Nicht alle, die jetzt jammern, schreien und Hysterien verbreiten, leiden an einer Krise.

Einerseits scheint nicht alles, was jetzt an Krisen-Lamento artikuliert wird, volkswirtschaftlich haltbar zu sein. Wo ist eigentlich die Psychologie, wenn es darum geht, den verantwortungslos geschürten Anteil der Krise als solchen erkennbar zu machen?

Andererseits scheint dem Rudl nicht das gesamte Ausmaß der Teuerung kausal mit dem verbrecherischen Angriff auf die Ukraine in Verbindung zu stehen. Ein gar nicht so kleiner Teil scheint relativ plausibel und schlicht als Krisengewinnlerinnen- und Krisengewinnlertum erklärbar zu sein.

Und zum Dritten führt der Rudl die gegenwärtige Situation auch ganz stark darauf zurück, dass Industrienahrungsmittel und Energieverschwendung in den letzten dreißig oder vierzig Jahre zu billig, in Anbetracht ihrer destruktiven Folgen viel zu billig waren, als darauf, dass sie jetzt nicht mehr ganz so billig sind wie noch vor fünf Jahren. „Über die Verhältnisse gelebt“ ist ein etwas altmodisch anmutender Terminus. Der Rudl ist der Meinung, dass er die gegenwärtige Lage ganz gut trifft, wobei zu ergänzen wäre, dass vor allem der reiche Nordwesten auf Kosten vieler Menschen im Süden und im Osten über die Verhältnisse gelebt hat.

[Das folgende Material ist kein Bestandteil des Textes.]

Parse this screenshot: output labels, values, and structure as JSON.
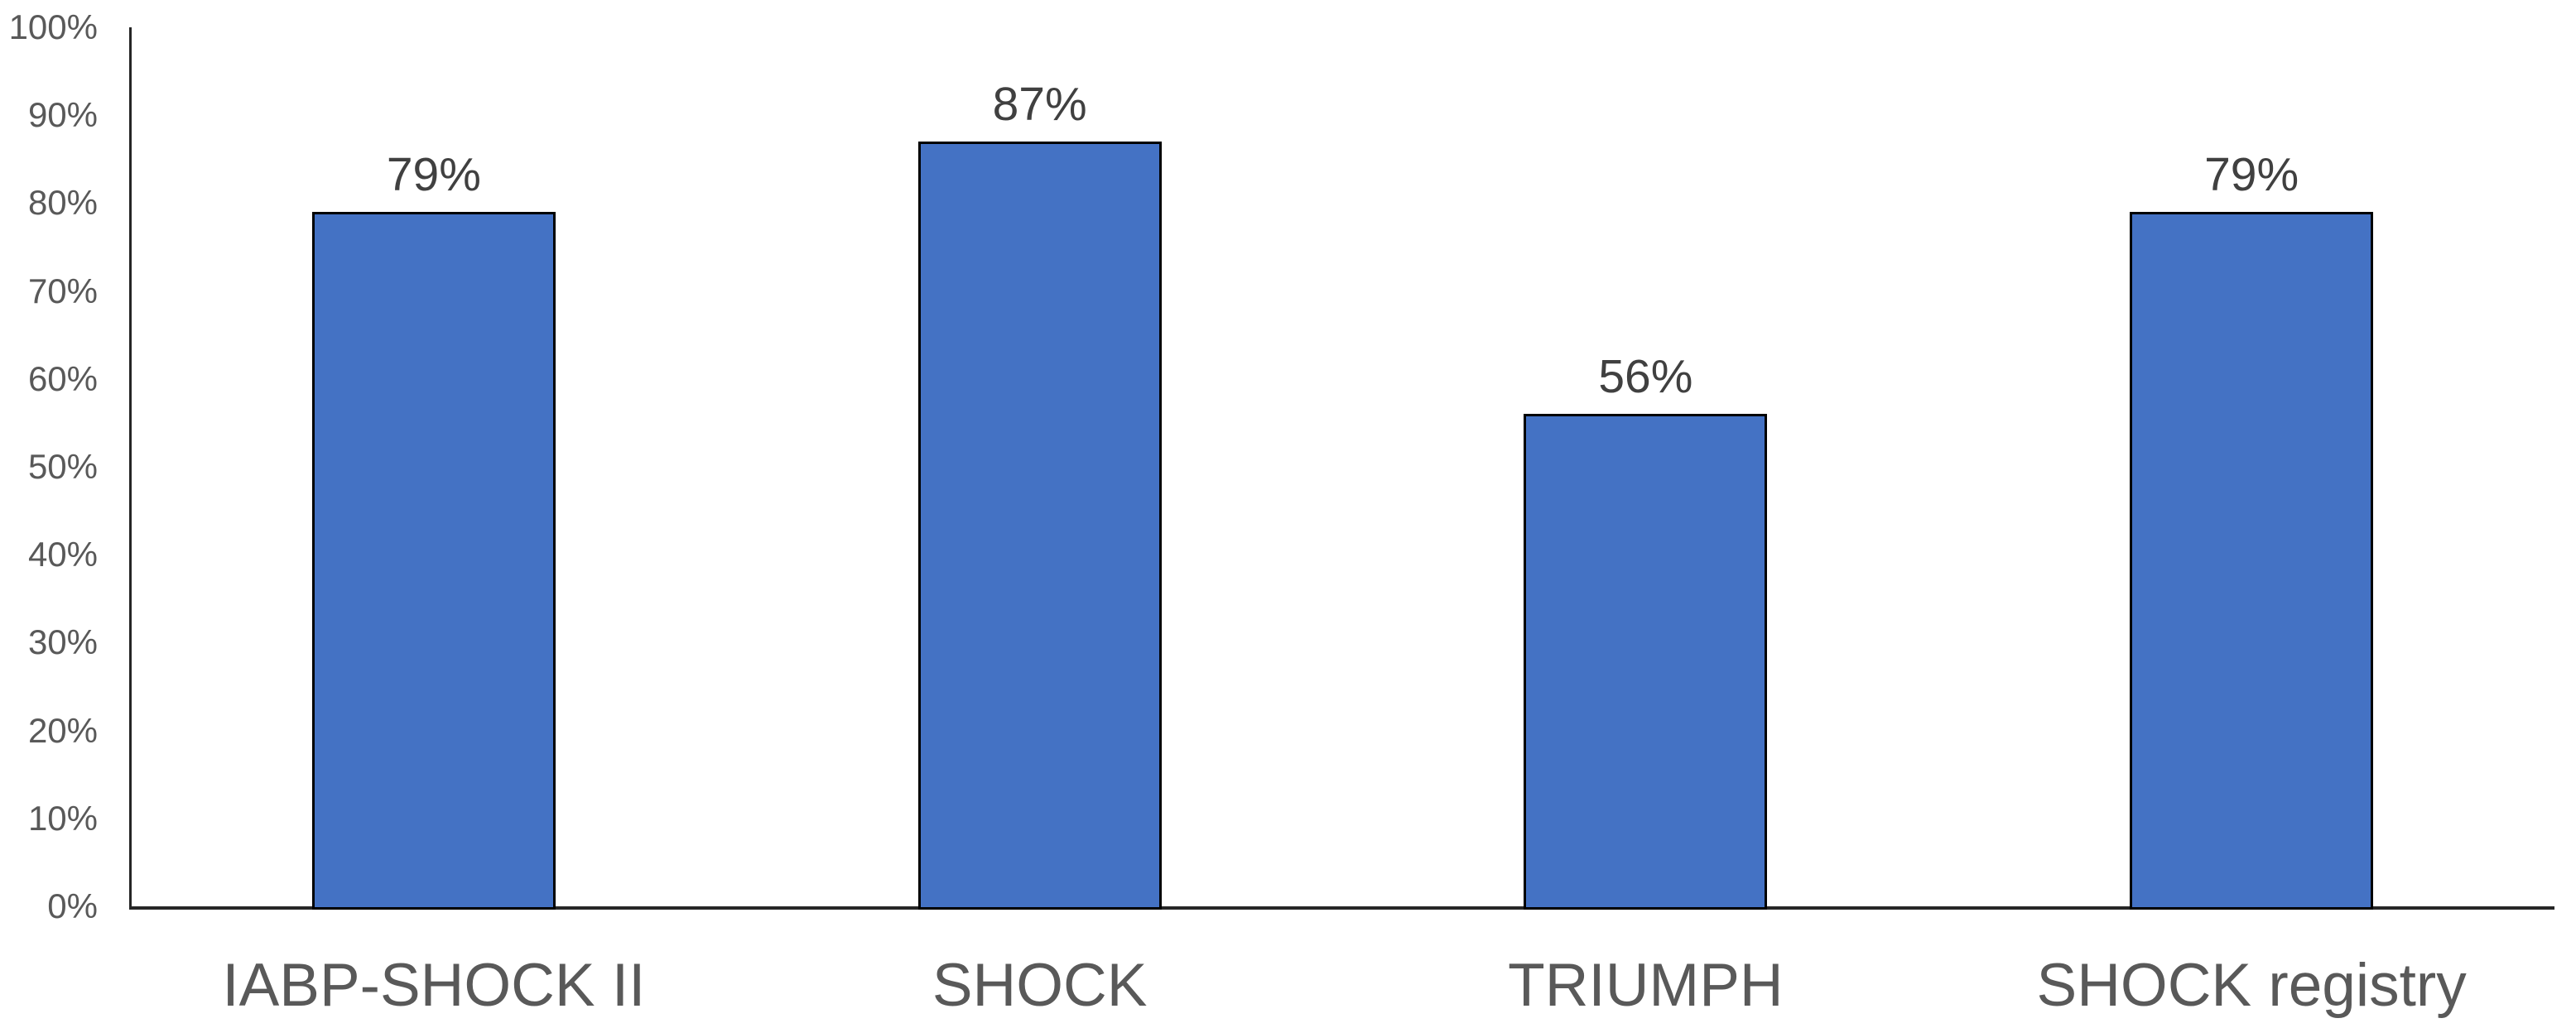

Zu fragen wäre darüber hinaus, ob das, was in den letzten Jahrzehnten um einen Nasenrammel zu erstehen und bei Missfallen auch gleich wieder kostenfrei zu retournieren war, wirklich zu einem guten Leben, das diesen Namen auch verdient, gehört. Dass mit dem Konsumkult genauso wie mit Fundamentalismus und Nationalismus in der Regel jene abgespeist werden, die sonst nichts haben, möchte Citoyen Rudolf nur nebenbei angemerkt haben. Und dass ausgerechnet jene politischen Kräfte, die vor etwa hundert Jahren Mündigkeit und Freiheit über den Weg der Bildung erreichen wollten, jetzt besonders laut nach staatlicher Unterstützung von stupidem Konsumkult und Energieverschwendung schreien, ernüchtert den Rudl.

Öffnungszeiten

Wenn die Weinhandlung Rudolf Polifka et Fils jetzt nicht mehr so oft und so lange geöffnet ist wie früher, dann hat das jedenfalls nichts mit einer Energiekrise zu tun. Eine solche existiert vor allem insofern, als der längst als notwendig bekannte Ausstieg aus fossilen Energieträgern, wenn überhaupt mindestens dreißig Jahre zu spät kommt. Es hat natürlich auch nichts mit Personalengpässen, Pensionierungswellen oder Krankenständen zu tun. Und auch nichts mit dem verlogenen Verbrecher im Kreml.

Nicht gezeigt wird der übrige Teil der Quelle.